Wenn ein Herbert Blomstedt – fast 98-jährig – in Wismar die Eröffnung des Musikfestivals Mecklenburg-Vorpommern dirigiert, dann ist das nicht nur ein musikalisches Ereignis, sondern auch ein stiller Triumph der Beständigkeit. In einem Interview am Rande der Aufführung bemerkte die Moderatorin, Blomstedt wähle inzwischen nur noch Werke, die ihm ganz besonders am Herzen lägen. Und ja, er wird sicherlich längst die Autorität besitzen, den Veranstaltern genau das Programm zu diktieren, das ihm entspricht. Doch das ist nicht der Punkt. Es geht um etwas Tieferes: Die späte Entscheidung für das Wesentliche.
Mit fortschreitendem Alter wird es für Dirigenten – wie für alle Musiker – schwerer, sich neues Repertoire zu erschließen. Das liegt nicht nur an der physischen Anstrengung oder an kognitiven Hürden, sondern vor allem an der Reife des musikalischen Bewusstseins. Nach Jahrzehnten der Auseinandersetzung, des Scheiterns, Ringens und Gelingens, formt sich etwas heraus, das ich eine „musikalische Seelenverwandtschaft“ nennen möchte. Man erkennt, welche Werke einen wirklich zutiefst berühren, fordern, erfüllen – und welche nicht (ohne letztere abzuwerten). Das gilt auch für mich als engagierten Musikenthusiasten.
Carlos Kleiber war ein solcher Fall – auf extreme Weise. Schon zu seinen besten Zeiten ein Dirigent mit rarer Präsenz, wurde er im Alter nahezu unsichtbar. Sein Repertoire schrumpfte auf ein Minimum. Doch das hatte nichts mit Erschöpfung zu tun, sondern mit künstlerischer Konsequenz. Kleiber rang mit dem musikalischen Ideal wie kaum ein anderer. Seine Aufnahme der Vierten von Brahms mit den Wiener Philharmonikern ist für mich ein Beispiel einer musikalischen Transzendenz: nicht im religiösen Sinne, sondern als völlige Aufhebung des Spielerischen, des Routinierten. Es ist Musik, wie sie gemeint ist – absolut, kompromisslos, jenseits jeder Interpretation.

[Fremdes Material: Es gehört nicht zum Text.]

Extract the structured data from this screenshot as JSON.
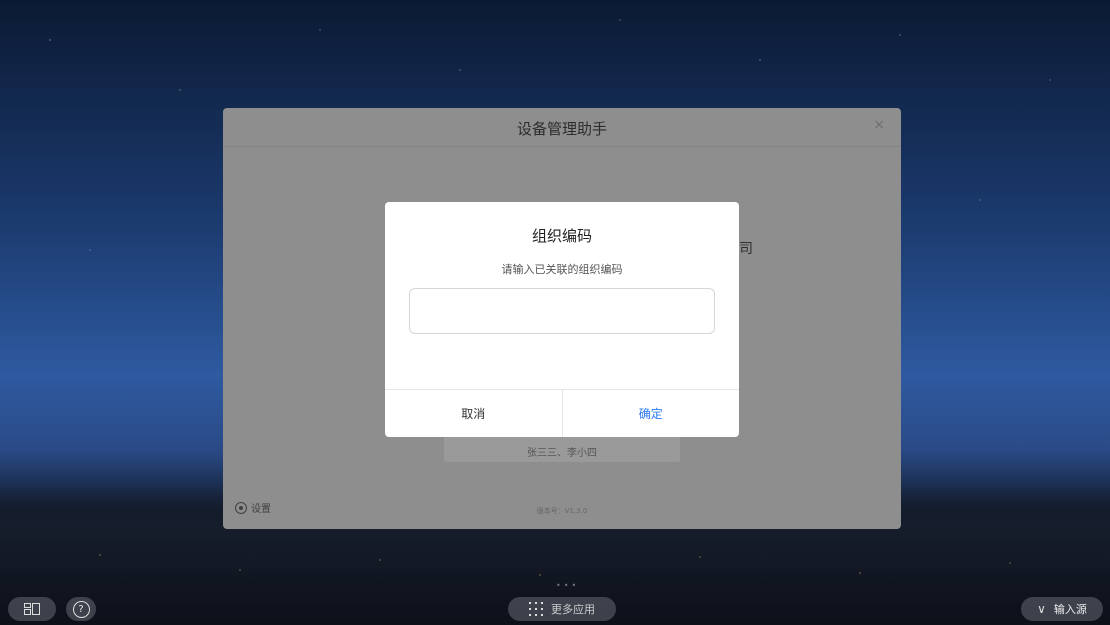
{
  "window": {
    "title": "设备管理助手",
    "close_glyph": "×",
    "company_fragment": "司",
    "members_text": "张三三、李小四",
    "settings_label": "设置",
    "version_text": "版本号：V1.3.0"
  },
  "dialog": {
    "title": "组织编码",
    "subtitle": "请输入已关联的组织编码",
    "input_value": "",
    "input_placeholder": "",
    "cancel_label": "取消",
    "confirm_label": "确定",
    "confirm_color": "#2b7bf5"
  },
  "taskbar": {
    "help_glyph": "?",
    "more_apps_label": "更多应用",
    "input_source_label": "输入源",
    "chevron_glyph": "∨",
    "pager_dots": "•••"
  }
}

Doch diese späte Konzentration auf ein überschaubares Repertoire ist keineswegs ein Rückzug in die Bequemlichkeit. Im Gegenteil: Sie ist Ausdruck eines gewachsenen künstlerischen Ernstes. Artur Rubinstein etwa wurde einmal gefragt, warum er ein bestimmtes Werk – es mag nach meiner Erinnerung Balakirews „Islamey“ gewesen sein, berüchtigt als pianistische Höllenfahrt – nicht mehr neu einstudieren wolle. Seine Antwort: Er könne sich in seinem Alter kaum vorstellen, ein ganz neues Stück mit der erforderlichen Tiefe zu erschließen. Für ein solches Werk benötige er Monate der Auseinandersetzung – und müsse sich deshalb gut überlegen, ob ihm das in seiner verbleibenden Lebenszeit wirklich noch sinnvoll erscheine. Es war ein schlichtes, aber berührendes Eingeständnis: Die Ressource Zeit ist endlich. Irgendwann braucht es Lebenszeitökonomie. Und künstlerische Tiefe braucht Raum.
Fast anekdotisch wirkt daneben Herbert von Karajans Bemerkung über Carlos Kleiber, dessen sporadische Auftritte in der Musikwelt ihn gleichermaßen faszinieren wie frustrieren mussten: „Kleiber dirigiert nur noch, wenn der Kühlschrank leer ist.“ Das ist augenzwinkernd gesagt – und doch offenbart es das ganze Dilemma zwischen innerem Anspruch und äußerem Erwartungsdruck. Kleiber, der in seinen letzten Jahren nur noch auf wenige Werke zurückgriff, rang nicht weniger, sondern mehr mit der Musik. Und vielleicht lässt sich auch darin ein paradoxes Ideal erkennen: Wenn der perfekte Ausdruck zur Lebensfrage wird, dann kann man sich nicht mehr mit dem bloßen Repertoire begnügen. Dann ist jede Aufführung ein Wagnis – und ein Geschenk.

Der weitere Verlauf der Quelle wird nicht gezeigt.